The substance that gives ginger its flavour appears to inhibit the growth of human colorectal cancer cells, according to research presented yesterday at a major meeting of cancer experts in the US.
Researchers from the University of Minnesota's Hormel Institute said that they found slower rates of cancer growth in mice without an immune system who were fed [6]-gingerol - the main active component of ginger and the one that gives it its flavour - three times a week.
Research associate professor Ann Bode explained that plants of the ginger family have previously been credited with therapeutic and preventive powers and have been reported to have anti-cancer activity.
The researchers tested [6]-gingerol's powers by feeding a half milligram to 20 mice three times a week before and after injecting human colorectal tumour cells into their flanks. Control mice were treated the same, except their food contained no [6]-gingerol.
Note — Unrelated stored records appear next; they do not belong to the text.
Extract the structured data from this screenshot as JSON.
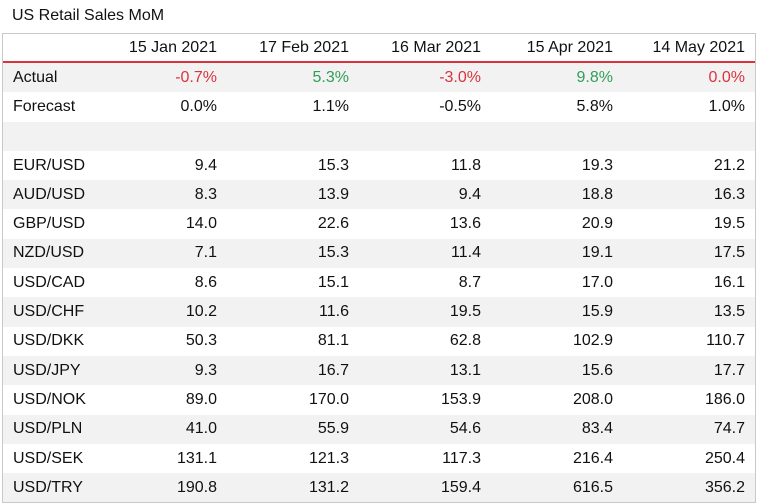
{
  "title": "US Retail Sales MoM",
  "colors": {
    "negative": "#d9333f",
    "positive": "#2f9e58",
    "accent_line": "#d9333f",
    "row_shade": "#f2f2f2"
  },
  "columns": [
    "",
    "15 Jan 2021",
    "17 Feb 2021",
    "16 Mar 2021",
    "15 Apr 2021",
    "14 May 2021"
  ],
  "actual": {
    "label": "Actual",
    "values": [
      "-0.7%",
      "5.3%",
      "-3.0%",
      "9.8%",
      "0.0%"
    ]
  },
  "forecast": {
    "label": "Forecast",
    "values": [
      "0.0%",
      "1.1%",
      "-0.5%",
      "5.8%",
      "1.0%"
    ]
  },
  "rows": [
    {
      "label": "EUR/USD",
      "values": [
        "9.4",
        "15.3",
        "11.8",
        "19.3",
        "21.2"
      ]
    },
    {
      "label": "AUD/USD",
      "values": [
        "8.3",
        "13.9",
        "9.4",
        "18.8",
        "16.3"
      ]
    },
    {
      "label": "GBP/USD",
      "values": [
        "14.0",
        "22.6",
        "13.6",
        "20.9",
        "19.5"
      ]
    },
    {
      "label": "NZD/USD",
      "values": [
        "7.1",
        "15.3",
        "11.4",
        "19.1",
        "17.5"
      ]
    },
    {
      "label": "USD/CAD",
      "values": [
        "8.6",
        "15.1",
        "8.7",
        "17.0",
        "16.1"
      ]
    },
    {
      "label": "USD/CHF",
      "values": [
        "10.2",
        "11.6",
        "19.5",
        "15.9",
        "13.5"
      ]
    },
    {
      "label": "USD/DKK",
      "values": [
        "50.3",
        "81.1",
        "62.8",
        "102.9",
        "110.7"
      ]
    },
    {
      "label": "USD/JPY",
      "values": [
        "9.3",
        "16.7",
        "13.1",
        "15.6",
        "17.7"
      ]
    },
    {
      "label": "USD/NOK",
      "values": [
        "89.0",
        "170.0",
        "153.9",
        "208.0",
        "186.0"
      ]
    },
    {
      "label": "USD/PLN",
      "values": [
        "41.0",
        "55.9",
        "54.6",
        "83.4",
        "74.7"
      ]
    },
    {
      "label": "USD/SEK",
      "values": [
        "131.1",
        "121.3",
        "117.3",
        "216.4",
        "250.4"
      ]
    },
    {
      "label": "USD/TRY",
      "values": [
        "190.8",
        "131.2",
        "159.4",
        "616.5",
        "356.2"
      ]
    }
  ]
}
Tumours were allowed to grow until they reached a size of one cubic centimeter (0.06 cubic inch), after which the mice were euthanised. The mice, known as athymic nude mice, provide a living-body environment in which tumours can grow without interference from an immune system.
The first tumours appeared 15 days after the cells were injected - 13 among the control mice and four among the [6]-gingerol-treated mice. The [6]-gingerol mice also had on average smaller tumours than the other group.
Even at day 38, one mice in the [6]-gingerol group still had no measurable tumours. At the 49th day following injection, all control mice had been euthanised due to tumour sizes of one cubic centimeter. In contrast, 12 of the 20 [6]-gingerol mice were still alive on that day, and their average tumour size was about 0.5 cubic centimeter, or half the maximum allowable size.
"These results strongly suggest that ginger compounds may be effective chemopreventive and/or chemotherapeutic agents for colorectal carcinomas," said Bode. She added that because mice were not allowed to live with tumours bigger than one cubic centimeter, "it's difficult to know if the ginger-treated mice would have lived longer if left to die of their tumours, but it looks that way."
Preliminary results also suggested that tumours in the control mice had spread, or metastasised, more than tumours in the [6]-gingerol mice, but whether a significant difference actually exists remains to be verified, Bode said.
In these experiments, mice were fed ginger before and after tumour cells were administered. In their next round of experiments, the researchers plan to feed ginger to mice only after they have grown tumours to a certain size.
"The new experiments should be more clinically relevant. They will get at the question of whether a patient could eat ginger to slow the metast of a nonoperable tumour," said Bode.
The University of Minnesota has applied for a patent on the use of [6]-gingerol as an anti-cancer agent, and the technology has been licensed to Pediatric Pharmaceuticals (Iselin, N.J.) The work was supported by the Hormel Foundation and Pediatric Pharmaceuticals.
The work was discussed at the Frontiers in Cancer Prevention Research, a meeting of the American Association for Cancer Research currently taking place in Phoenix, USA.